上杉:僕は次男の空を演じるんですが、まだ掴みきれていないっていうか・・・。台本は読ませていただいていますが、考えはじめると、去年やってた竜星のことが浮かんでしまうので、そこを詰めるのは稽古が始まってからかな。でも、弱音も吐かないし、夢に生きるかっこいい男だなって思います。兄弟にその背中を見せられたらいいなと。
入江:僕は、昨年と同じ三男の大地役です。恋愛面では、残念なキャラクターなんです(笑)。でも、去年演じていて思ったのは、最後まで一途に気持ちを貫く男気がすごいなと。出会いの多い現代との違いもあるとは思いますが、思い続けるって体力が必要だし、不器用ながらのかっこよさを感じました。残念なキャラクターなんだけど、どこか共感できる。一番、お客さんが共感しやすい役でもあるんじゃないかなと、演じながら思ってました。今年は、またちょっと違うアプローチにしたいなとは思ってますけどね。

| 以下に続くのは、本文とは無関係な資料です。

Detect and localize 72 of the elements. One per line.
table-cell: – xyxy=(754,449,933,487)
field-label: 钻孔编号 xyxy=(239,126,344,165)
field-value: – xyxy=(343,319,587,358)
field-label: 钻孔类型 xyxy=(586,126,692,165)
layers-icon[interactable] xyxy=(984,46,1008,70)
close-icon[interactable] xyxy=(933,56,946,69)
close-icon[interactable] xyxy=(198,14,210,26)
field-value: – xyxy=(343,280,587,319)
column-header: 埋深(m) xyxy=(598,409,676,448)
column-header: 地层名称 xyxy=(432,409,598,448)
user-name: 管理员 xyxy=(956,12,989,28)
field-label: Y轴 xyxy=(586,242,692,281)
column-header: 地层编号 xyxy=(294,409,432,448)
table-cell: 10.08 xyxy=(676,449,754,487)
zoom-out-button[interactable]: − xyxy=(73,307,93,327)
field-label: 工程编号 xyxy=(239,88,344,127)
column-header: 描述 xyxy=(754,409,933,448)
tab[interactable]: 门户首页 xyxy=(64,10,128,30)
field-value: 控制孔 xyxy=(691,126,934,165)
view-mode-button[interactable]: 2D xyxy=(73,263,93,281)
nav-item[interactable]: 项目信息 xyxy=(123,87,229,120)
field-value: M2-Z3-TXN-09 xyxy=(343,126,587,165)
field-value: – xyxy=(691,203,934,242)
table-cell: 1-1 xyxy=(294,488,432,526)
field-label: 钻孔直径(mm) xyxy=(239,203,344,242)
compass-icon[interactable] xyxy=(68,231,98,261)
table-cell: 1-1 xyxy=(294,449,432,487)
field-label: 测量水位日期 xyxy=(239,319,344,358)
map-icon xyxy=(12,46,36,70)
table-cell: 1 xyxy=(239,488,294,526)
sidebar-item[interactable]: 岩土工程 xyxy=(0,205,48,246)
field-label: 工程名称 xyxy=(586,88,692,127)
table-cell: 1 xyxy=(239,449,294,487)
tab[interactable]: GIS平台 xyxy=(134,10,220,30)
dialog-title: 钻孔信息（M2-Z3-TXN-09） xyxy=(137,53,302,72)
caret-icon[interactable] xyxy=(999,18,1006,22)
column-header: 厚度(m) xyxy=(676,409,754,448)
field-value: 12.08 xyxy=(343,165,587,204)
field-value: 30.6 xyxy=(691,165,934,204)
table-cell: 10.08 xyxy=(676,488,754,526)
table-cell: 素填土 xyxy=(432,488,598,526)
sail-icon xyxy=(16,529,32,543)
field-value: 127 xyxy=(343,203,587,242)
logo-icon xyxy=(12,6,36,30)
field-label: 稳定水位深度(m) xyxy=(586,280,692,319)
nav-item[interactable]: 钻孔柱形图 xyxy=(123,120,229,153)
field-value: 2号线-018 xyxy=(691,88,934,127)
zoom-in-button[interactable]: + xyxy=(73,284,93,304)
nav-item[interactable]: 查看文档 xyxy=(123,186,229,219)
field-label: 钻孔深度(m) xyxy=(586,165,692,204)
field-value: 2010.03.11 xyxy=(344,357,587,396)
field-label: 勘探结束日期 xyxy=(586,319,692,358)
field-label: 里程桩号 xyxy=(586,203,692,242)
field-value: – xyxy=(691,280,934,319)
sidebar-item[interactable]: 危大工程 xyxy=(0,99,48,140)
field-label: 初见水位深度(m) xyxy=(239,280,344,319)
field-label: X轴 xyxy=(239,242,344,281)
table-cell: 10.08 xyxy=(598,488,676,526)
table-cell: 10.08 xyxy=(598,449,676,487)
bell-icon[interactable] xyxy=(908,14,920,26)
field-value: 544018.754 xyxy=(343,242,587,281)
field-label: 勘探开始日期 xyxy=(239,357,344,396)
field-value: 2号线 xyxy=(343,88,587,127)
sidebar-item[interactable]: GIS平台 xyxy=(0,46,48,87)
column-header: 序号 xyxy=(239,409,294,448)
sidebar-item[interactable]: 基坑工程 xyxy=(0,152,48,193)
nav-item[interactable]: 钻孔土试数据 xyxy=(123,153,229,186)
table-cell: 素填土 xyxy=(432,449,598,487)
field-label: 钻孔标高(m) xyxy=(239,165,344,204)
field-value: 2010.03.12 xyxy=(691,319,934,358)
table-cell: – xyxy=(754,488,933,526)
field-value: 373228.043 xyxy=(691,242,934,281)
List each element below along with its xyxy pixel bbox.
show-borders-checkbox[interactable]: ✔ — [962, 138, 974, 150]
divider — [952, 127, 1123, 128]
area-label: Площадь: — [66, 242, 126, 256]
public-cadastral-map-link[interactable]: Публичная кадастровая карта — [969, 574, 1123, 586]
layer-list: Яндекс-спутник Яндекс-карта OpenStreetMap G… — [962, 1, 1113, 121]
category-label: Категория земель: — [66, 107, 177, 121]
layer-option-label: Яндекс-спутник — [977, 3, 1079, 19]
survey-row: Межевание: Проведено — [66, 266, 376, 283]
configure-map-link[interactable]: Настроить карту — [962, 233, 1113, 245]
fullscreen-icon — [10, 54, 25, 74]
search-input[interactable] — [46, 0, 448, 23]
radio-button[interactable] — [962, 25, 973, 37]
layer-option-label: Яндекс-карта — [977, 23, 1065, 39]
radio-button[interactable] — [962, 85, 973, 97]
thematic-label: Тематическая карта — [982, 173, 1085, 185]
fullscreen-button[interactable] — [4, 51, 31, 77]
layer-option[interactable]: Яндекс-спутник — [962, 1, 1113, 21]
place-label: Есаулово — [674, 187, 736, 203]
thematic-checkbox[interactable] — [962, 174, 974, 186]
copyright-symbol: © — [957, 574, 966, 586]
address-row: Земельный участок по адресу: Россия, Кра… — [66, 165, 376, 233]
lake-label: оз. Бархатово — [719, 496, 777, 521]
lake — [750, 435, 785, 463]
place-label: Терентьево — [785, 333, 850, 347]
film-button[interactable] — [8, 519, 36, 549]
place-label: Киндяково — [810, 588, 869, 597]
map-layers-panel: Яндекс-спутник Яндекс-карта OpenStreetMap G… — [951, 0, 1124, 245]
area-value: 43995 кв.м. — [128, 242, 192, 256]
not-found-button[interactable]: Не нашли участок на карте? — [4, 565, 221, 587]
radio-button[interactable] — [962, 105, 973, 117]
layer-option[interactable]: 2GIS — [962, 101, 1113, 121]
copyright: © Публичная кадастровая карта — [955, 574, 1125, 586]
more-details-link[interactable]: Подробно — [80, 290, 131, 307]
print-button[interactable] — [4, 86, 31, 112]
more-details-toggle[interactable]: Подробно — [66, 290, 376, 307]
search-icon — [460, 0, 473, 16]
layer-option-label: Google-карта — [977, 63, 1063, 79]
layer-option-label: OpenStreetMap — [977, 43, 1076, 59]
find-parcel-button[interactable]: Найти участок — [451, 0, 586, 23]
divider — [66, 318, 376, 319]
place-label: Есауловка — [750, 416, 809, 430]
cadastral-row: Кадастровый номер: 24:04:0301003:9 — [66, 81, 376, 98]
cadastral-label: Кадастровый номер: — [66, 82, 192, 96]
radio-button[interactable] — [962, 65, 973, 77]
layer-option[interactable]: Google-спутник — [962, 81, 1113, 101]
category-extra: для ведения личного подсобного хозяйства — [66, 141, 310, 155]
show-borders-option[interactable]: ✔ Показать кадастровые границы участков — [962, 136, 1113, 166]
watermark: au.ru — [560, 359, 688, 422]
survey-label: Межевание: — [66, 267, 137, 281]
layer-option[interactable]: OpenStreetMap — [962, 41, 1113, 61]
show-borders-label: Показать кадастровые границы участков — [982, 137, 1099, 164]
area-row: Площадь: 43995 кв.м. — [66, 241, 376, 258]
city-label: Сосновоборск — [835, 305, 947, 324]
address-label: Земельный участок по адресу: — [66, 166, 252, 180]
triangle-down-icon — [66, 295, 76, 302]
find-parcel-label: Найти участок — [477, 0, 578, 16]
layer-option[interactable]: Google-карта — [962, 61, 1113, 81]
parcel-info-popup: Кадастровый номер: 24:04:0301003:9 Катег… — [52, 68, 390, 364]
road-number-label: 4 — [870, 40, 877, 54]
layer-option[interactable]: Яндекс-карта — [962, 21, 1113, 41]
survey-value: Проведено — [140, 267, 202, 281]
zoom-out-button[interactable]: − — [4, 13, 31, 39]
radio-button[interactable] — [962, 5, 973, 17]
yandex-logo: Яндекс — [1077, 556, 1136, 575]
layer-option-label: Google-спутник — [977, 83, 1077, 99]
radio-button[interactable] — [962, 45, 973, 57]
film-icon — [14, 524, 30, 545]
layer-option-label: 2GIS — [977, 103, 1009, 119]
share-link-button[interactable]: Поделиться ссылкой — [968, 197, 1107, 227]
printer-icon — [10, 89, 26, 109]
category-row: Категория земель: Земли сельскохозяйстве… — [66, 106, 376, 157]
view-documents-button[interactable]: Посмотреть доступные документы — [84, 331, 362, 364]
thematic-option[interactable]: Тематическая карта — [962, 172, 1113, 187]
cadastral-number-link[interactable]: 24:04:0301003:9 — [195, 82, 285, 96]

瀬戸:僕は、末っ子の草太役なんですけど、近いところ・・・あると言えば、あると思います。実際の僕は、お兄ちゃんなんですよ。でも「お兄ちゃんがいたらこういう接し方をしたい」と思う理想形が、この台本の中にあったので、しっかりとそれを形にできたらいいなと思いますね。
――同じ事務所の皆さんですが、普段の皆さんの関係性はどんな感じなんでしょうか?
瀬戸:市川さんが、一番兄貴分ですよね。
上杉:市川くんと甚儀がとっても仲が良くて、利樹は結構誰にでもくっついていくので可愛がられるタイプだよね。
入江:で、柊平は一匹狼(笑)。
上杉:そうですね、わりとそうですね(笑)。
――これまでは事務所のレッスンなどでご一緒されてきたと伺いましたが、4人で共演するのはこれが初めてですよね。
入江:そうなんですよ。・・・柊平の喉が持つのか、心配かつ楽しみです。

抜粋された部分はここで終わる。